Lower Parel, Mumbai: One Square Mile of India
Once home to cotton mills, Lower Parel has undergone a radical transformation.
The mills are long gone, and only the odd chimney remains, silhouetted against a skyline dotted with shiny new skyscrapers.
They have been replaced with premium housing, or luxury malls like Phoenix Mills. Now it's a fashionable neighbourhood, with new businesses and financial institutions, and artists and musicians setting up in trendy hang outs.
Many of the new construction stands right next to decrepit housing or slums. Everywhere there are working cranes and cement, as building work carries on relentlessly. Both in Mumbai and the rest of India, this is the sign of a nation reborn, emerging as an economic superpower.
Back in the 18th and 19th Centuries, the area was an upmarket one, home to British residents. After cholera struck in the late 19th Century, they moved out, and the mills moved in. With 300 lakes in the neighbourhood, the area was the ideal site for coal-powered mills, which needed an abundant supply of water. Following a long strike in the 1980s, the mills shut down, and with them went most of the jobs.
Mumbai has always been short of space, and with so much prime land up for grabs, the developers moved in. In the last 20 years, the area first crept - and then leaped - upmarket.
Now it is a hip-and-happening suburb of Mumbai. Many of the big financial institutions like HDFC bank, one of India's largest, have their headquarters here. But as Paresh Sukthankar, executive director of HDFC, and one of those responsible for its move to the area 10 years ago recalls, "it was far from a must-have business address in those days".
It doesn't end with finance. Lower Parel has also become a cultural beacon for the city.

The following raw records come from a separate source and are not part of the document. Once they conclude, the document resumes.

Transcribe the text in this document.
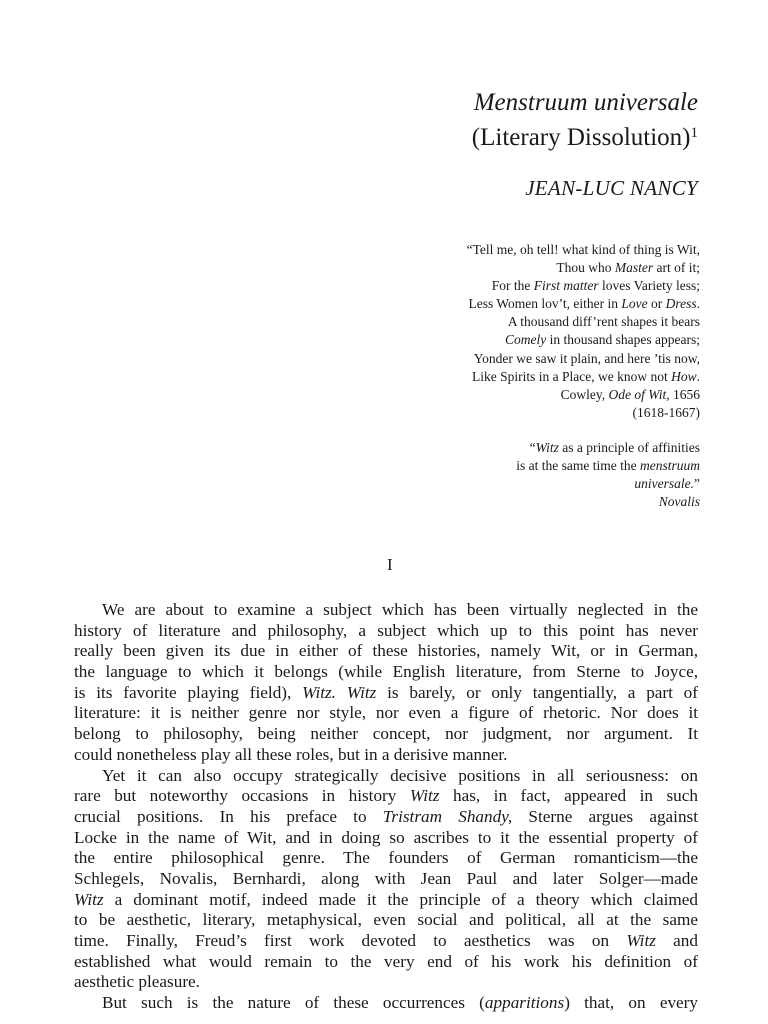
Menstruum universale
(Literary Dissolution)$^1$
JEAN-LUC NANCY
“Tell me, oh tell! what kind of thing is Wit,
Thou who Master art of it;
For the First matter loves Variety less;
Less Women lov’t, either in Love or Dress.
A thousand diff’rent shapes it bears
Comely in thousand shapes appears;
Yonder we saw it plain, and here ’tis now,
Like Spirits in a Place, we know not How.
Cowley, Ode of Wit, 1656
(1618-1667)
“Witz as a principle of affinities
is at the same time the menstruum
universale.”
Novalis
I
We are about to examine a subject which has been virtually neglected in the
history of literature and philosophy, a subject which up to this point has never
really been given its due in either of these histories, namely Wit, or in German,
the language to which it belongs (while English literature, from Sterne to Joyce,
is its favorite playing field), Witz. Witz is barely, or only tangentially, a part of
literature: it is neither genre nor style, nor even a figure of rhetoric. Nor does it
belong to philosophy, being neither concept, nor judgment, nor argument. It
could nonetheless play all these roles, but in a derisive manner.
Yet it can also occupy strategically decisive positions in all seriousness: on
rare but noteworthy occasions in history Witz has, in fact, appeared in such
crucial positions. In his preface to Tristram Shandy, Sterne argues against
Locke in the name of Wit, and in doing so ascribes to it the essential property of
the entire philosophical genre. The founders of German romanticism—the
Schlegels, Novalis, Bernhardi, along with Jean Paul and later Solger—made
Witz a dominant motif, indeed made it the principle of a theory which claimed
to be aesthetic, literary, metaphysical, even social and political, all at the same
time. Finally, Freud’s first work devoted to aesthetics was on Witz and
established what would remain to the very end of his work his definition of
aesthetic pleasure.
But such is the nature of these occurrences (apparitions) that, on every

Trendy nightspots like the Blue Frog club have paved the way for galleries, design houses, restaurants and shops.
They have come and based themselves in the architecturally striking surroundings of the renovated mills. For Srila Chatterjee, one of the founders of Blue Frog, it was a moment to create something new here, with the design of the club, "where La Scala meets the mills".
Throughout the change, one institution has stood steady, bridging the gap between the old and the new residents of Lower Parel.

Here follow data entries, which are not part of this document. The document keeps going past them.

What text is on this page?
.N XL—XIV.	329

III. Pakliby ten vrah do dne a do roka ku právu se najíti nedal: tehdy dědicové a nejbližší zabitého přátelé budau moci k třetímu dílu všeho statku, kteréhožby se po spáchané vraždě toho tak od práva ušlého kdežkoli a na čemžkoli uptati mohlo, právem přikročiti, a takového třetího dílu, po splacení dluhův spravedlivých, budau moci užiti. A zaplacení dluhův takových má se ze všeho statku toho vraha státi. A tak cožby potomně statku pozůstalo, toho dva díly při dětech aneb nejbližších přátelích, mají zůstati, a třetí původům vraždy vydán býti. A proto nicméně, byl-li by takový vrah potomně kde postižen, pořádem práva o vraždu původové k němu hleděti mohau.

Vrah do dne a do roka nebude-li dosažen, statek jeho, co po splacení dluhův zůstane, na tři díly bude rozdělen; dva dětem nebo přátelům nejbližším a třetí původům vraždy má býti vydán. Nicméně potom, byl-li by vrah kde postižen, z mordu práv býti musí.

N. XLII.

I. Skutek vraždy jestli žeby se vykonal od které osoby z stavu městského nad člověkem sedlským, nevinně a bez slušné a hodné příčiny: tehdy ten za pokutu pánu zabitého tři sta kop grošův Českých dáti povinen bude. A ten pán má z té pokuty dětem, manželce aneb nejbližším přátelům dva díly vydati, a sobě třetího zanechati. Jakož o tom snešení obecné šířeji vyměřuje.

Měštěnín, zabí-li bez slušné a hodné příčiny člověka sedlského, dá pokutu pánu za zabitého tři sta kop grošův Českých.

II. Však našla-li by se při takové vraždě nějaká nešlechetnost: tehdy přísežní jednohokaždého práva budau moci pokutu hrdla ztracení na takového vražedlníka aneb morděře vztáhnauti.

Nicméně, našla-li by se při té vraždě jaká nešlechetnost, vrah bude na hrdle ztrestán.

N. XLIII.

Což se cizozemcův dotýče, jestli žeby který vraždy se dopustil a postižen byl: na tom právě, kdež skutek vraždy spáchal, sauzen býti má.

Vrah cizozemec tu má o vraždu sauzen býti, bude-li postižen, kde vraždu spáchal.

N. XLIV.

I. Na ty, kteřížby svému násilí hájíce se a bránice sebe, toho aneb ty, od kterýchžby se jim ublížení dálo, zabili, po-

Tata Memorial Cancer Hospital was set up by philanthropist Sir Dorabji Tata in 1941. For Dr Badwe, director of the hospital, this is the only place which treats the "the rich, the poor and the middle class". With its new wing for private patients, and the heaving general wards with free treatment for poor patients, this hospital serves patients from around the country.
As Lower Parel is transformed into a socially and commercially desirable address, the changes here mirror the story of urban India.